Trucks carry equipment to the construction site of a solar farm in Spotsylvania County on Jan. 23.

Orange County is seeing red over work-truck traffic related to a massive solar power facility’s construction in Spotsylvania County.

Orange recently filed a lawsuit in circuit court over impacts county officials claim big trucks working on the Sustainable Power Group project are having on its rural roads. The suit not only seeks to keep the trucks off roads in Orange, but asks for work on the project to be stopped.

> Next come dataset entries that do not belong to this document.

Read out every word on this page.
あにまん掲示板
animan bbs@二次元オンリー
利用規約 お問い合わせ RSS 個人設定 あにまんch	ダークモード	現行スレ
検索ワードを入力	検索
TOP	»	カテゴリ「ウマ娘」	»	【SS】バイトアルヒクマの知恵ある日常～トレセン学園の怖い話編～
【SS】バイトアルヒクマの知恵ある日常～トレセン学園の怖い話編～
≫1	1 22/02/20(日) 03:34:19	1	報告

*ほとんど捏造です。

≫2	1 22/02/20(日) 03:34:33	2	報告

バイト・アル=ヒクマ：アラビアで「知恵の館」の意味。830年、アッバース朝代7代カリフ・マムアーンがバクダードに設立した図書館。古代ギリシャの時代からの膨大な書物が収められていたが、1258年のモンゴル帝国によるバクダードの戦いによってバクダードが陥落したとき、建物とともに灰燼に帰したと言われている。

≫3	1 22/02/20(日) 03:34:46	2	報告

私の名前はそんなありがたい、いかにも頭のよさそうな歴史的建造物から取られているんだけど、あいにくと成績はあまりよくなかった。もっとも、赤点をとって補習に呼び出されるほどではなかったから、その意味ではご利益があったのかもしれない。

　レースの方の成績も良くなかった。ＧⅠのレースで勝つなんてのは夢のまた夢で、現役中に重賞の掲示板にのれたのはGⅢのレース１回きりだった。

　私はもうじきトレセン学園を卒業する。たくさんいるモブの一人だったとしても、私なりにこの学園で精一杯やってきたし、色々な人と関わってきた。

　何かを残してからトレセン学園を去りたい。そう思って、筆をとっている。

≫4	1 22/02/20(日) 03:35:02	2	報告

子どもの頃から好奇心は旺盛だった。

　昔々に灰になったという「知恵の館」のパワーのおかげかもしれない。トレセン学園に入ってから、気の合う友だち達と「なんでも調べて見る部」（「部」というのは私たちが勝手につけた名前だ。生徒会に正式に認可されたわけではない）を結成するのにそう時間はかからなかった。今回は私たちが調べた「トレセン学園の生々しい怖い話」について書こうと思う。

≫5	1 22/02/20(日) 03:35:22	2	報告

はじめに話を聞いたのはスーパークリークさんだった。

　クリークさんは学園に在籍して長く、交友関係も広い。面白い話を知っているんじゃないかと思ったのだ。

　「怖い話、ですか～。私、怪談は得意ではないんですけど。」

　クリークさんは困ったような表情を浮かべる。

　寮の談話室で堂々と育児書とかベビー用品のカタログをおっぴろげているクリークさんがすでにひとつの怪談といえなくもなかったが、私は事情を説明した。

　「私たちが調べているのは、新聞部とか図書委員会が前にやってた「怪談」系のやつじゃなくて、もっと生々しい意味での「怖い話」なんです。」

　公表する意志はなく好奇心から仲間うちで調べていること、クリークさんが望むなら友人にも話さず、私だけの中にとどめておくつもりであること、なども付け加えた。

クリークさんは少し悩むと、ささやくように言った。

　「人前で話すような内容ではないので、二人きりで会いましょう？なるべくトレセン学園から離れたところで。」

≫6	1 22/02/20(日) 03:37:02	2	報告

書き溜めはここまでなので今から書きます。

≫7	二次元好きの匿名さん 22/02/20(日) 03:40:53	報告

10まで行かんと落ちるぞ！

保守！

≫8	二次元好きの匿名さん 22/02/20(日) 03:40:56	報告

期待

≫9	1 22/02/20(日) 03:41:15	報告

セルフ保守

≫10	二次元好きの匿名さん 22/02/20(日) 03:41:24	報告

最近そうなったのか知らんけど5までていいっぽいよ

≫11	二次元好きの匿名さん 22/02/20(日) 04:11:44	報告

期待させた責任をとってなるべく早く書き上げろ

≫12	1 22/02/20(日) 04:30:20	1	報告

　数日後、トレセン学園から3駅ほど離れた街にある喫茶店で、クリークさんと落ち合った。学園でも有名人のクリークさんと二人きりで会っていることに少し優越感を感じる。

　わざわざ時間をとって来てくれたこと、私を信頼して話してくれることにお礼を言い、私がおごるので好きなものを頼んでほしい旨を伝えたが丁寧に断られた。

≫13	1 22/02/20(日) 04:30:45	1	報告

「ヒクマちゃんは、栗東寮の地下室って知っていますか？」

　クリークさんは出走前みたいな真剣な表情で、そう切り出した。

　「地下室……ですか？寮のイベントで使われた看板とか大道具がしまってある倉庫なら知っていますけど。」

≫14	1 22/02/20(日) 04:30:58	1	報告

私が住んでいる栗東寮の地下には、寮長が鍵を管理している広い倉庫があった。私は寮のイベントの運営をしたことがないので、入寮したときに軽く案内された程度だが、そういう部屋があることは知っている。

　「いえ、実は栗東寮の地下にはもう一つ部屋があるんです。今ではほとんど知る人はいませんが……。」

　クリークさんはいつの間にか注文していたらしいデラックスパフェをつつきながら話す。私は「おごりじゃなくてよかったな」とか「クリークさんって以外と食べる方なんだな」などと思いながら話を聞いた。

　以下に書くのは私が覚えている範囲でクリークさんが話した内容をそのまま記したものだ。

Crews have been at work for months on the first—and most extensive—phase of one of the nation’s largest solar projects, transforming sections of fields and woodlands in the Wilderness in preparation for 1.8 million solar panels. The panels will supply energy to the grid—electricity that’s already been contracted for use by tech giants Apple and Microsoft, along with the University of Richmond.

The project has been controversial from the beginning, with neighboring property owners fighting it vehemently before the Spotsylvania Board of Supervisors approved the project, 5–2, with numerous requirements dictated by the county.

The lawsuit names Spotsylvania County and two entities of the Sustainable Power Group, the Utah-based company building the solar facility.

The suit focuses on a Spotsylvania special-use permit for the solar project that prohibits tractor–trailers using State Route 3 from going directly to and from the work site on Orange Plank Road. The route the trucks are using instead runs from Route 3 to State Route 20, then Gold Dale Road and onto Orange Plank Road.

The lawsuit claims that Spotsylvania violated Orange’s “lawful integrity” by sending trucks onto Orange County roads, claiming that the trucks are causing “mud pits” along the roads. The suit also states that Spotsylvania “usurped” the Virginia Department of Transportation’s “lawful jurisdiction” by dictating which roads the trucks can use for the project.

According to the suit, there has been a “massive” spike in truck traffic that is causing damage.

The suit doesn’t name VDOT as a defendant but criticizes the Fredericksburg District, claiming it made decisions for the Orange roads, which are in VDOT’s Louisa District. VDOT did not respond to questions about the lawsuit.

The roads in question are maintained by VDOT. Orange states it will lose maintenance funding needed for other repairs because of work to fix the roads on the route.

Orange claims Spotsylvania officials are protecting “the wealthy neighborhoods” in their county, such as the gated community of Fawn Lake, from the traffic and instead impacting Orange residents “who are not politically connected or located in million-dollar homes.”

The suit claims the route has one “hairpin turn” that has been turned into a “mud pit.” Hay has recently been spread on the road shoulder at the turn, but there appeared to be little damage or mud.

At recent Spotsylvania Board of Supervisors meetings, Supervisor Barry Jett has claimed sPower trucks have been violating the SUP by using Orange Plank Road and making deliveries at prohibited times.

An Orange businessman took the counter-position, saying the project has sent too many construction vehicles onto Orange County’s roads.

“The volume of traffic is unbelievable,” said Ernie Johnson, owner of Johnson Funeral Home on Route 20. He has spoken about the issue at an Orange Board of Supervisors meeting and said one of his employees who lives along the route recently counted more than 50 trucks on a recent Saturday.

Spotsylvania’s SUP dictates that tractor–trailers cannot access Orange Plank Road from Route 3, but it does not specify a route the trucks must take. Orange signs and a large digital display are set up on Route 3 at the turn to Orange Plank Road, telling solar delivery trucks to not turn left. Doing so can result in a $500 fine, according to the signs.

Spotsylvania spokeswoman Michelle McGinnis said the county “can’t comment on pending litigation.”

In an email, Charlie Payne, a local attorney representing sPower, said the company is aware of the suit and is addressing it, but cannot talk about details.

From the beginning, Payne wrote, sPower “made no secret about the fact that during construction there will be increased traffic and activity. In this regard, sPower must follow the special use permit conditions passed by Spotsylvania County, including restrictions to certain construction traffic access to the site. sPower is complying with these conditions, which are closely monitored by Spotsylvania County.”

He added that the company continues work on the site, hiring 300 employees and has “contributed over $1 million to local charities and community improvements, and will invest over $650 million in this project.”

The county has cited sPower for several zoning violations in the past, but said the project currently has no violations.